Certes, quelques avancées récentes permettent d’équilibrer légèrement ce bilan, mais elles restent bien minimes face à la situation réelle sur le terrain.
Celle-ci ne saurait perdurer, et nous devons, par la voie diplomatique, impulser une relance du processus de résolution.
Plus encore, sur le plan international, alors que nous traversons une période de grande instabilité, notamment dans notre voisinage proche et éloigné, l’Union européenne peut-elle se passer d’un partenaire tel que la Russie ?
Face aux défis multidimensionnels auxquels nous sommes aujourd’hui confrontés, à la fois sécuritaires, diplomatiques et humanitaires, nous devons placer notre action dans le cadre d’une coalition internationale la plus large possible.
Force est de constater que la Russie est un interlocuteur incontournable sur la scène internationale et constitue un partenaire dans notre engagement au Moyen-Orient dans la lutte contre Daech. Il paraît donc nécessaire de multiplier les échanges, afin de répondre à ces enjeux communs.
Je me permets ici de citer un passage du livre intitulé Qui est l’ennemi ? du ministre de la défense : « Face à cette menace, dont l’ambition et les canaux sont mondiaux, il nous faut suivre une stratégie elle-même mondiale qui puisse associer tous ceux – et ils sont nombreux – qui se retrouvent désignés par Daech comme ses ennemis, mais aussi, plus largement, tous les membres des Nations unies. » Dont acte.
Une fois cela dit, je ne souhaite pas non plus laisser entendre que seules les sanctions européennes ont un impact sur nos relations avec la Russie.

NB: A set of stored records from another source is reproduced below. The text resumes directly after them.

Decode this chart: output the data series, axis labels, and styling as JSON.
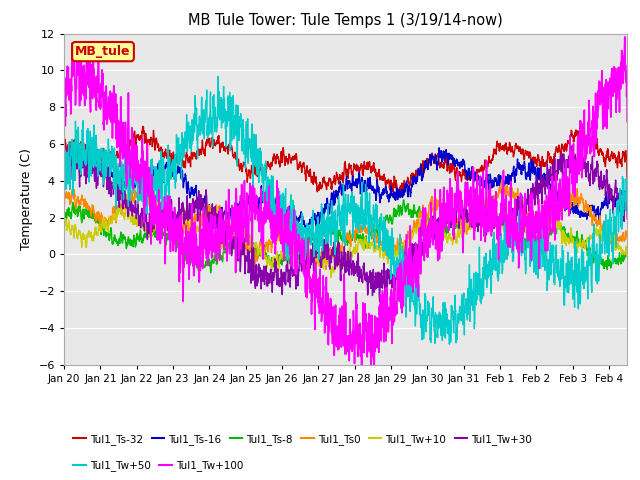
{
  "title": "MB Tule Tower: Tule Temps 1 (3/19/14-now)",
  "ylabel": "Temperature (C)",
  "ylim": [
    -6,
    12
  ],
  "yticks": [
    -6,
    -4,
    -2,
    0,
    2,
    4,
    6,
    8,
    10,
    12
  ],
  "xlim": [
    0,
    15.5
  ],
  "xtick_labels": [
    "Jan 20",
    "Jan 21",
    "Jan 22",
    "Jan 23",
    "Jan 24",
    "Jan 25",
    "Jan 26",
    "Jan 27",
    "Jan 28",
    "Jan 29",
    "Jan 30",
    "Jan 31",
    "Feb 1",
    "Feb 2",
    "Feb 3",
    "Feb 4"
  ],
  "xtick_positions": [
    0,
    1,
    2,
    3,
    4,
    5,
    6,
    7,
    8,
    9,
    10,
    11,
    12,
    13,
    14,
    15
  ],
  "series_order": [
    "Tul1_Ts-32",
    "Tul1_Ts-16",
    "Tul1_Ts-8",
    "Tul1_Ts0",
    "Tul1_Tw+10",
    "Tul1_Tw+30",
    "Tul1_Tw+50",
    "Tul1_Tw+100"
  ],
  "series_colors": [
    "#cc0000",
    "#0000cc",
    "#00bb00",
    "#ff8800",
    "#cccc00",
    "#8800aa",
    "#00cccc",
    "#ff00ff"
  ],
  "series_lw": [
    1.0,
    1.0,
    1.0,
    1.0,
    1.0,
    1.0,
    1.0,
    1.2
  ],
  "annotation_box": {
    "text": "MB_tule",
    "facecolor": "#ffff99",
    "edgecolor": "#cc0000",
    "textcolor": "#cc0000"
  },
  "plot_bg": "#e8e8e8",
  "fig_bg": "#ffffff"
}
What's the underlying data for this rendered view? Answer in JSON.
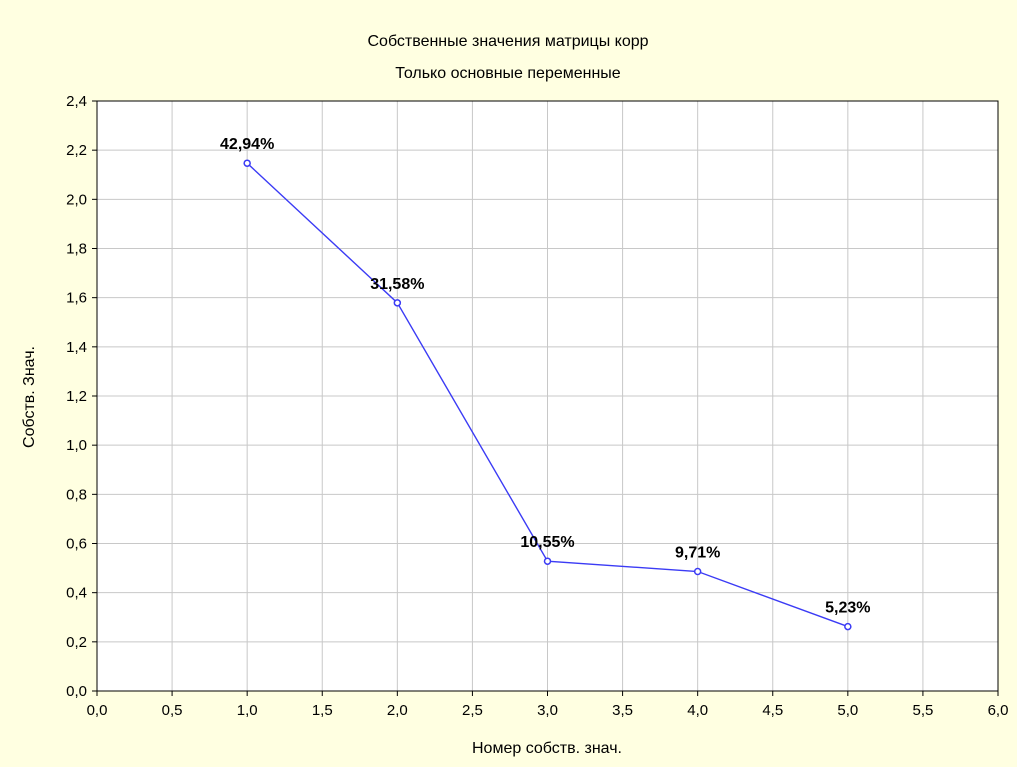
{
  "chart_data": {
    "type": "line",
    "title": "Собственные значения матрицы корр",
    "subtitle": "Только основные переменные",
    "xlabel": "Номер собств. знач.",
    "ylabel": "Собств. Знач.",
    "xlim": [
      0,
      6
    ],
    "ylim": [
      0,
      2.4
    ],
    "x_ticks": [
      0,
      0.5,
      1,
      1.5,
      2,
      2.5,
      3,
      3.5,
      4,
      4.5,
      5,
      5.5,
      6
    ],
    "y_ticks": [
      0,
      0.2,
      0.4,
      0.6,
      0.8,
      1.0,
      1.2,
      1.4,
      1.6,
      1.8,
      2.0,
      2.2,
      2.4
    ],
    "x_tick_labels": [
      "0,0",
      "0,5",
      "1,0",
      "1,5",
      "2,0",
      "2,5",
      "3,0",
      "3,5",
      "4,0",
      "4,5",
      "5,0",
      "5,5",
      "6,0"
    ],
    "y_tick_labels": [
      "0,0",
      "0,2",
      "0,4",
      "0,6",
      "0,8",
      "1,0",
      "1,2",
      "1,4",
      "1,6",
      "1,8",
      "2,0",
      "2,2",
      "2,4"
    ],
    "grid": true,
    "series": [
      {
        "x": [
          1,
          2,
          3,
          4,
          5
        ],
        "y": [
          2.147,
          1.579,
          0.528,
          0.486,
          0.262
        ],
        "labels": [
          "42,94%",
          "31,58%",
          "10,55%",
          "9,71%",
          "5,23%"
        ],
        "color": "#3b3bf5"
      }
    ],
    "background_color": "#ffffe1",
    "plot_background_color": "#ffffff",
    "grid_color": "#c8c8c8"
  }
}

En effet, non seulement la Russie a violé le droit international, mais elle a également mis en place un certain nombre de mesures de rétorsion au travers, notamment, d’embargos sur les produits alimentaires. Et la persistance de cette situation se fait au détriment direct des populations et des entreprises des deux côtés.
Le volume des échanges entre l’Union européenne et la Russie a été divisé par deux et, en un an, les exportations alimentaires européennes vers la Russie ont chuté de 29 %.
C’est pourquoi il était important que la réciprocité des engagements du côté russe soit explicitement intégrée au dispositif de la résolution, notamment en ce qui concerne l’embargo décidé antérieurement à la crise ukrainienne et qui pénalise grandement nos agriculteurs.
Dans l’état actuel du texte, tout en saluant la démarche de conciliation qui a été entreprise, tout en rappelant l’objectif final de s’acheminer vers une mise en œuvre effective et complète des accords de Minsk II et tout en reconnaissant l’impasse diplomatique dans laquelle nous sommes, la majorité du groupe écologiste, avec des divergences de points de vue, s’abstiendra.